Off Ice Lessons

See how real speed skaters train: $100 per hour minimum. $30 per hour per person minimum for groups. Extra will be charged for travel time greater than 30 minutes each way. Off Ice lessons (dryland) are exercises done off the ice to imitate the demands of speed skating.  Because the Bay Area has only two speed sessions per week, dryland is an extremely important part of training.

Dryland can be done at the rink, at a park or track, or at a home.

Friday-Sunday are not available. Please note the participant must have a strong interest in learning the technical aspects of speedskating. This type of training is not generally appropriate for athletes under 9 years old. The workout must be tailored to the skill, development, and strength of the participant. USOC training guidelines are followed.

Mary provides age- and skill-appropriate workouts to improve strength, range of motion, balance and endurance. Mary will provide slideboards, various types of straps, resistance cables, and stretch bands. Exercise sessions will take into consideration the condition and skill-set of the athlete, and the training phases of the skating season, whether aerobic or anaerobic, or if conditioning is needed for strength and endurance.

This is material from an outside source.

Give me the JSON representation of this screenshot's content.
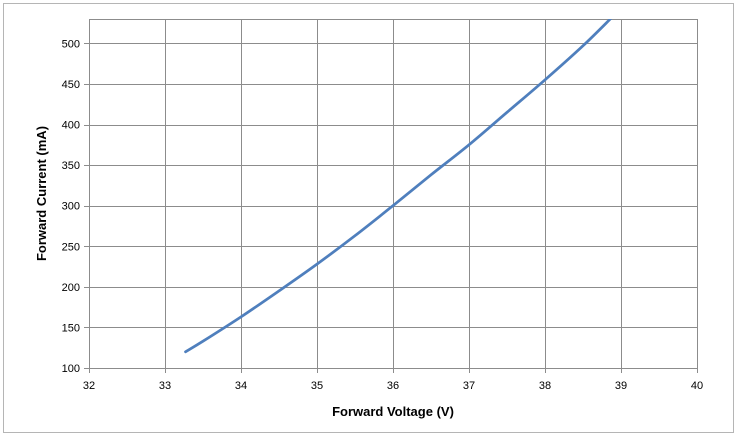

Please wear clothes that allow easy movement, and athletic shoes. Athletes should have a light snack at least 45 minutes before the workout, warm-up and stretch prior to meeting, and remember to bring water.

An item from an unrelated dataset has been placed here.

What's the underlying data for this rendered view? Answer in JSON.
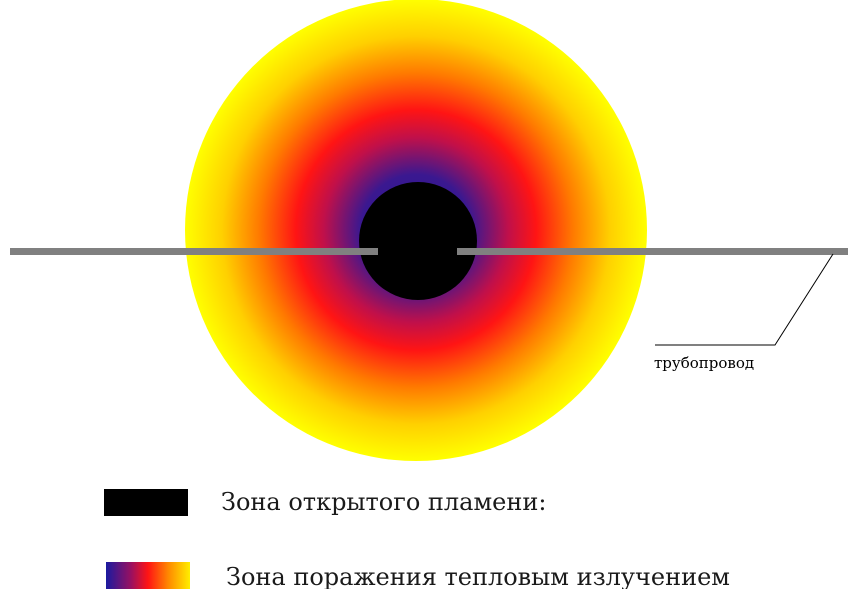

Dryland exercises are designed to improve an athlete’s ability to perform skating movements. The technical terms are Proprioception and Kinesthesia. Proprioception is knowing where your body is in space. Kinesthesia is how your body performs a series of movements. By practicing skating movements, an athlete can improve their balance, build endurance and strength, and learn how to apply power while skating.

Sample:  set up the slide board

feet together, basic position

Basic position: Nose, Knee, Toes!

Initiate movement from the hip first.

Fall to the side, then bring the leg through.